White working-class students excluded from Oxbridge diversity schemes
Albert Tait, Education Editor of the London Telegraph, writes July 1, 2026, that Oxford and Cambridge do not include poor working class whites among the disadvantaged and that DEI scholarships and financial aid are reserved for people of color only:
For more than a decade, Oxford and Cambridge have been running outreach programmes, scholarships and bursaries specifically for ethnic minority students.
These have ranged from taster days and webinars to £20,000-a-year scholarships, including one created by the rapper Stormzy at Cambridge, exclusively for students from Black, Asian, and Minority Ethnic (BAME) backgrounds.
. . .
White working-class students, who are one of the most underrepresented groups in higher education, remain excluded from almost all of the schemes.
. . .
The revelation is just the latest case of companies and public bodies running diversity schemes that exclude white people.
Writing in The Telegraph today, a 20-year-old white student from a working-class family has described how such schemes have left him feeling like a “second-class citizen”:
“I am white and working class, and took my A-levels at an inner-city comprehensive last year, where I got all A* and A grades.
“Not many people from my background go to a Russell Group university, let alone Cambridge. Nevertheless, that was my dream, and I looked into outreach programmes and financial-aid schemes, supposedly designed for pupils from deprived backgrounds, to see if I could get some advice and support.”

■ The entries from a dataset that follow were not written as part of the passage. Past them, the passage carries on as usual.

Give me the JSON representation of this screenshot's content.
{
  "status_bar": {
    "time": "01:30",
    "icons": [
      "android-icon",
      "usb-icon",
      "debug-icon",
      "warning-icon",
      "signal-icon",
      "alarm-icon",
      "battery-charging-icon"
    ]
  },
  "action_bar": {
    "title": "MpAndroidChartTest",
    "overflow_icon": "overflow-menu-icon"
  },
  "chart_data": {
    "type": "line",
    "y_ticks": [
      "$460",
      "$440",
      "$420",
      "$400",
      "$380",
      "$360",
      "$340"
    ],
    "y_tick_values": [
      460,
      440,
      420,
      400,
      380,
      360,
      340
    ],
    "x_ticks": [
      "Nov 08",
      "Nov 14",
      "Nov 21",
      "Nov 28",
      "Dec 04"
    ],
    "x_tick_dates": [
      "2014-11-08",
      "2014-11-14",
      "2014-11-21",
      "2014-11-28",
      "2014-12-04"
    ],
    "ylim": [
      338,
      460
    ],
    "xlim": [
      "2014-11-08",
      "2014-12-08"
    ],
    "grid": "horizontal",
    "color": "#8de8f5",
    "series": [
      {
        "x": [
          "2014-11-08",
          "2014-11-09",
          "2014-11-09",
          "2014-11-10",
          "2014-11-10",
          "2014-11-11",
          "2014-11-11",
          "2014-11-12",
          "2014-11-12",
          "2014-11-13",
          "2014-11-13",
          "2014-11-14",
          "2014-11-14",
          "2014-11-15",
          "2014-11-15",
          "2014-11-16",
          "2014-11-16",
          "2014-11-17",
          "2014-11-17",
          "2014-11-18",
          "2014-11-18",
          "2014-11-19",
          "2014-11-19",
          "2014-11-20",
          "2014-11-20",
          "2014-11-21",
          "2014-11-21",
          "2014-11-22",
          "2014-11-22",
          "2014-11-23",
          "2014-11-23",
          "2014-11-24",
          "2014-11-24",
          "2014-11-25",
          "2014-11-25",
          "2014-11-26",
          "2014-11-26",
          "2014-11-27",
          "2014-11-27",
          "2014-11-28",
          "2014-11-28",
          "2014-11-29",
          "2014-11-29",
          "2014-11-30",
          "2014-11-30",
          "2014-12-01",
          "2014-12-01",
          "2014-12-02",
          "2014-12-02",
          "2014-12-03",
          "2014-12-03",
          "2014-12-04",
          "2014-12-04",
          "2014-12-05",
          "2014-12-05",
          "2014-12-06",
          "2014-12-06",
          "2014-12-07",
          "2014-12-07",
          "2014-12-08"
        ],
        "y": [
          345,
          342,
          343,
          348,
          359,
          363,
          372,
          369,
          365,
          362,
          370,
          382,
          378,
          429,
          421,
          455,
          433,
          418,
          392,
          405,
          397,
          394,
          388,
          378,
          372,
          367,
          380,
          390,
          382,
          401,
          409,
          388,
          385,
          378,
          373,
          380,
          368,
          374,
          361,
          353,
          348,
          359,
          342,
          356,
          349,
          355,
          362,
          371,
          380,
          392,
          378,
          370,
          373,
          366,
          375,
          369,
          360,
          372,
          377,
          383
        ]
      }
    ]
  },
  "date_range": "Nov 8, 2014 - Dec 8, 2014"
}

“Repeatedly, I found they were only available to applicants from black, Asian or other ethnic ‘minority’ backgrounds. Unfortunately, it is clear that the DEI machine has chosen the groups it wishes to advance quite independently of the data. So, far from tackling disadvantage, DEI is entrenching it for the group that the evidence singles out as the most disadvantaged of all: white, working-class boys.
“Looking ahead to see what training schemes, internships and placements might be on offer while I’m at university, I realise that I will face the same discrimination.”
Meanwhile, Merton College, Oxford announces: “Our appeal in support of the Universities Black Academic Futures Program has now achieved its target, while the Refugee Academic Futures Scholarship has more than met its original goal.”
PCR comments: When I was in school scholarships were based on merit, not income class or race. A kid with rich parents could receive the honor of a scholarship as could a kid with poor parents. A few people funded scholarships for kids from specific locations who intended to prepare for certain occupations, such as medical doctor. They might have specified a white recipient or perhaps the location and topic to be studied resulted in the recipient being white. I remember a case decades ago in which judges ruled that scholarships could not be limited to one race, and a donor who had funded a scholarship for a poor boy of promise from a white working class neighborhood had his intent overturned.
This was in the US, so the comparison with Oxbridge today where whites are excluded from diversity, equity, and inclusion scholarships–another “white privilege”?–is not exact, but it does show a movement from color-blind scholarships to color-based scholarships, a paradoxical outcome of a movement that began as a color-blind movement for equal treatment.